Silence of the Lamb: Meaning of 3-point sign remains unclear



Sometimes the high five, chest bump or butt slap simply won’t suffice.

In which case, throw those fingers up.

Select players on the UK basketball team, notably freshman forward Terrence Jones and freshman guard Doron Lamb, have been celebrating their smooth shooting from beyond the arc in interesting fashion.

From the beginning of the season, but more so as of late, Lamb and Jones hold one hand to their face, make a circle with their index finger and thumb and flare their remaining three fingers at opponents after knocking down a trey.

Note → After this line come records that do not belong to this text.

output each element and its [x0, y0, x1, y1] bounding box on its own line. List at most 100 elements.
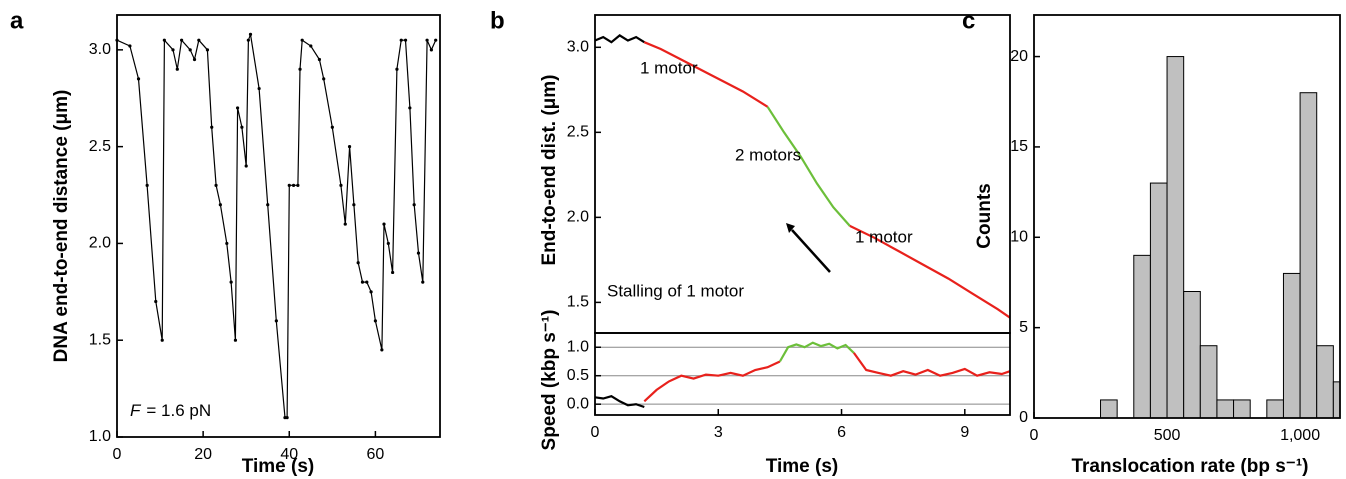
plot-frame [594, 332, 1011, 416]
panel-label: b [490, 7, 505, 34]
bar [1166, 56, 1185, 419]
data-point [369, 290, 373, 294]
panel-1: 1.5 2.0 2.5 3.0 b End-to-end dist. (μm) 1 moto… [490, 7, 1011, 334]
data-point [205, 48, 210, 52]
x-tick-label: 9 [960, 424, 969, 441]
bar [1216, 399, 1235, 419]
y-axis-title: Counts [974, 183, 995, 248]
data-point [391, 270, 395, 275]
annotation-symbol: F [130, 401, 142, 420]
data-point [309, 44, 313, 48]
bar [1266, 399, 1284, 419]
data-point [214, 183, 218, 187]
annotation: F = 1.6 pN [130, 401, 211, 420]
data-point [421, 280, 425, 284]
data-point [408, 106, 412, 110]
data-point [434, 38, 438, 42]
data-point [300, 38, 304, 42]
data-point [175, 67, 179, 71]
data-point [218, 203, 222, 207]
data-point [188, 48, 192, 52]
data-point [416, 251, 421, 255]
data-point [128, 44, 132, 48]
data-point [317, 57, 322, 62]
data-point [296, 183, 300, 187]
data-point [360, 280, 365, 284]
data-point [248, 32, 253, 36]
panel-3: 0 5 10 15 20 0 500 1,000 c Counts Translocation ra… [962, 7, 1341, 477]
data-point [171, 48, 175, 52]
y-tick-label: 20 [1010, 48, 1028, 65]
arrow-head [786, 223, 795, 233]
data-point [429, 48, 433, 52]
y-tick-label: 1.5 [89, 331, 111, 348]
data-point [322, 77, 326, 81]
data-point [403, 38, 408, 42]
data-point [160, 338, 164, 342]
data-point [395, 67, 399, 71]
data-point [412, 203, 416, 207]
y-tick-label: 1.5 [567, 294, 589, 311]
y-tick-label: 0.5 [567, 367, 589, 384]
data-point [330, 125, 334, 129]
data-point [246, 38, 250, 42]
y-tick-label: 3.0 [567, 39, 589, 56]
x-tick-label: 0 [591, 424, 600, 441]
data-point [180, 38, 184, 42]
bar [1332, 381, 1341, 419]
data-point [235, 106, 240, 110]
x-axis-title: Translocation rate (bp s⁻¹) [1071, 456, 1308, 477]
data-point [365, 280, 369, 284]
y-tick-label: 2.0 [567, 209, 589, 226]
data-point [425, 38, 429, 42]
data-line [594, 34, 645, 44]
data-point [266, 203, 270, 207]
data-line [594, 395, 645, 409]
annotation-text: = 1.6 pN [146, 401, 211, 420]
data-point [145, 183, 149, 187]
x-tick-label: 40 [280, 446, 298, 463]
y-tick-label: 10 [1010, 229, 1028, 246]
panel-label: a [10, 7, 24, 34]
y-axis-title: DNA end-to-end distance (μm) [51, 90, 72, 363]
annotation: 1 motor [640, 58, 698, 77]
data-line [116, 34, 437, 419]
bar [1199, 345, 1218, 419]
data-point [233, 338, 238, 342]
data-point [352, 203, 356, 207]
x-tick-label: 0 [113, 446, 122, 463]
data-point [373, 319, 377, 323]
y-tick-label: 0.0 [567, 395, 589, 412]
plot-frame [1033, 14, 1341, 419]
panel-label: c [962, 7, 975, 34]
data-point [386, 241, 390, 246]
y-tick-label: 2.5 [89, 138, 111, 155]
x-tick-label: 0 [1030, 427, 1039, 444]
annotation: Stalling of 1 motor [607, 281, 744, 300]
data-point [244, 164, 248, 168]
x-axis-title: Time (s) [242, 456, 315, 477]
data-point [298, 67, 302, 71]
data-point [240, 125, 244, 129]
data-point [154, 299, 158, 304]
data-point [399, 38, 403, 42]
x-tick-label: 1,000 [1280, 427, 1320, 444]
y-tick-label: 15 [1010, 138, 1028, 155]
y-tick-label: 3.0 [89, 41, 111, 58]
data-point [382, 222, 386, 226]
bar [1100, 399, 1118, 419]
y-tick-label: 2.0 [89, 235, 111, 252]
data-point [291, 183, 296, 187]
x-tick-label: 6 [837, 424, 846, 441]
arrow [791, 229, 831, 273]
bar [1233, 399, 1251, 419]
data-point [274, 319, 278, 323]
data-point [347, 145, 352, 149]
bar [1149, 182, 1168, 419]
x-tick-label: 60 [367, 446, 385, 463]
data-line [643, 360, 781, 403]
y-axis-title: Speed (kbp s⁻¹) [539, 310, 560, 451]
y-tick-label: 1.0 [89, 428, 111, 445]
annotation: 1 motor [855, 227, 913, 246]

Opponents have been unfazed, so what’s the significance, if any, you ask?

“I can’t tell anybody what it means,” said Lamb, who leads the Cats in 3-point percentage. “It’s just a signal we throw up for a 3-pointer.”

“No comment,” added Lamb’s teammate Stacey Poole, who sat next to Lamb while he remained secretive of the special hand signal.

The reasoning behind the signal may remain shrouded in mystery, but it does exemplify a swagger sometimes thought to be absent from this year’s version of the Cats.

The Cats’ celebratory gesture is refreshing considering we live in a world where football players are fined or penalized for excessive end zone celebrations, soccer players are assessed a yellow card for removing their jerseys after scoring a goal and basketball players hanging on the rim after that emphatic dunk for that extra second get whistled for a technical foul.

These celebrations are fun and provide entertainment. Last time I checked, sports are supposed to be fun and provide entertainment, so celebrations should be better embraced in today’s sporting culture.

The Cats’ hand signal is reminiscent of the showmanship the Los Angeles Clippers frequently flaunted during the 2000-01 NBA season, a year in which the Clippers weren’t the best team in the NBA, yet they were arguably among the most exciting.

That Clippers team was stocked with young talent, including Elton Brand (when he was still a legitimate double-double threat), Lamar Odom (when he wasn’t eloped to a Kardashian), Corey Maggette (when he sported cornrows), Quentin Richardson (when he had yet to experience being traded multiple times) and Darius Miles (when he was still playing in the NBA). All five players were first- or second-year pros at the time.

Richardson and Miles, close friends with each other, began celebrating nice plays — 3-pointers, alley-oops, dunks, steals and almost everything else — with a signature two-handed fist bump to the forehead. (Example of Miles celebrating:

So, is the Cats’ celebration an homage to the former Clippers’ high-flying, push-the-pace young guns?

“Something like that, yeah,” Lamb said. “It’s our little thing we do and we’ll keep doing it ‘til the end of the year.”

The Clippers never explained the symbolism of the fist bump, so don’t expect Lamb to break his silence anytime soon

Just know that the Cats continue to give the finger, three in fact, to those who don’t appreciate showmanship.